Габриель скрежетнул зубами.
— Я сделал нечто совершенно неприемлемое в ее мире. Не хочу врать. Мне было приятно видеть, как она скрючилась и сморщилась, когда я дал ей попробовать ее же зелья. Хотя этим я нарушил одно из самых священных своих правил.
Джулия содрогнулась всем телом.
— Тогда почему она не вычеркнула тебя из своей жизни?
— Потому что я олицетворение ее провала. Тот, кого ей не удалось подчинить. И я обладаю определенными способностями.
Джулия покраснела, сама не зная почему.
— Когда Энн узнала, что я был боксером и членом Оксфордского фехтовального клуба, она так и вцепилась в меня. К сожалению, у нас оказались общие увлечения.
Джулия инстинктивно дотронулась до бугорка на затылке.
— Габриель, я не могу находиться рядом с тем, кто дерется. Кто машет кулаками… неважно, в гневе или ради спортивного интереса. Я еще могу понять твою тягу к фехтованию. Но бокс…
— Между прочим, настоящий боксер никогда не распускает руки и кулаками машет только на ринге. А поднимать руку на женщин… мне такое вообще несвойственно. На женщин я влиял силой своего обольщения. Энн была исключением. Если бы ты знала все обстоятельства, ты меня простила бы.
— Габриель, я еще не все сказала. Я не могу находиться и рядом с тем, кто позволяет себя бить. Я боюсь жестокости. Можешь считать это слабостью, но, пожалуйста, пойми меня.
— Джулианна, я тебя отлично понимаю. Я думал, что «шоковая терапия», предлагаемая Энн, поможет мне разобраться с ворохом моих проблем. — Он грустно покачал головой. — Джулианна, самый тяжелый и болезненный момент я пережил сегодня. В ресторане. Точнее, в кладовке, где мы оказались. Мне было неимоверно тяжело смотреть тебе в глаза и подтверждать то, что ты услышала от Пола. Я безумно жалел, что у меня такое прошлое и что мой жизненный путь не был таким прямым, как твой.

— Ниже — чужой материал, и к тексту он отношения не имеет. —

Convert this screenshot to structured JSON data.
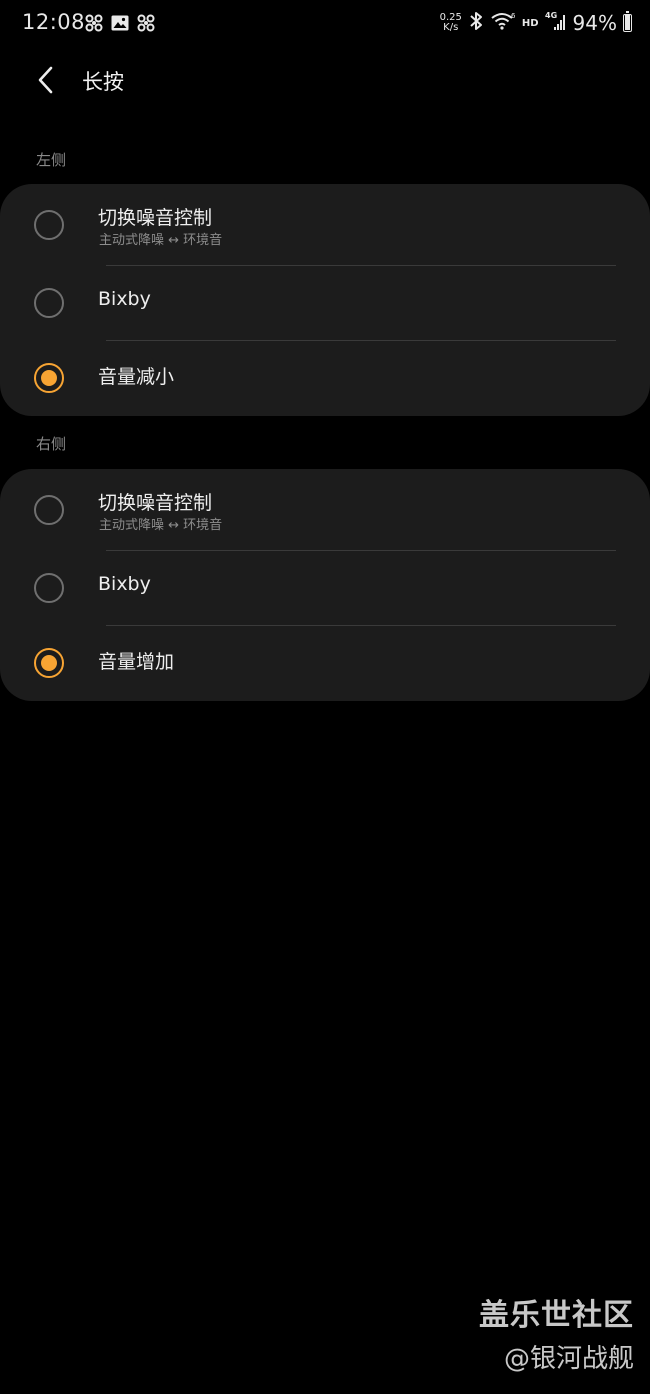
{
  "status_bar": {
    "time": "12:08",
    "net_speed_value": "0.25",
    "net_speed_unit": "K/s",
    "network_type": "4G",
    "hd_label": "HD",
    "battery_text": "94%",
    "battery_level": 0.94,
    "left_icons": [
      "fan-icon",
      "gallery-icon",
      "fan-icon"
    ],
    "right_icons": [
      "bluetooth-icon",
      "wifi-icon",
      "signal-icon",
      "battery-icon"
    ]
  },
  "header": {
    "back_icon": "chevron-left-icon",
    "title": "长按"
  },
  "sections": [
    {
      "label": "左侧",
      "options": [
        {
          "label": "切换噪音控制",
          "sub": "主动式降噪 ↔ 环境音",
          "checked": false
        },
        {
          "label": "Bixby",
          "sub": "",
          "checked": false
        },
        {
          "label": "音量减小",
          "sub": "",
          "checked": true
        }
      ]
    },
    {
      "label": "右侧",
      "options": [
        {
          "label": "切换噪音控制",
          "sub": "主动式降噪 ↔ 环境音",
          "checked": false
        },
        {
          "label": "Bixby",
          "sub": "",
          "checked": false
        },
        {
          "label": "音量增加",
          "sub": "",
          "checked": true
        }
      ]
    }
  ],
  "watermark": {
    "title": "盖乐世社区",
    "user": "@银河战舰"
  },
  "colors": {
    "accent": "#f7a433",
    "card": "#1c1c1c",
    "background": "#000000"
  }
}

Руки Джулии двигались сами собой. Слезы тоже явились без ее приглашения.
— Одна мысль, что кто-то причиняет тебе боль… обращается с тобой, как с животным… — Она шумно всхлипнула. — Мне все равно, был у тебя с нею секс или нет. Мне все равно, оставила ли она шрамы на твоем теле. Но мне невыносима мысль, что тебе делали больно… поскольку ты сам этого хотел. — (Габриель плотно сжал губы и промолчал.) — Мне худо, мне тошно от одной мысли, что ты кому-то позволял себя бить. — По ее щекам катились крупные слезинки. — Ты заслуживаешь, чтобы к тебе относились только по-доброму. И мужчины, и женщины. — Тыльной стороной ладони Джулия порывисто смахнула слезы. — Обещай мне, что никогда не вернешься к ней или к такой, как она.
33
Слова из монолога Шейлока. Шекспир У. Венецианский купец. Действие III, сц. 1.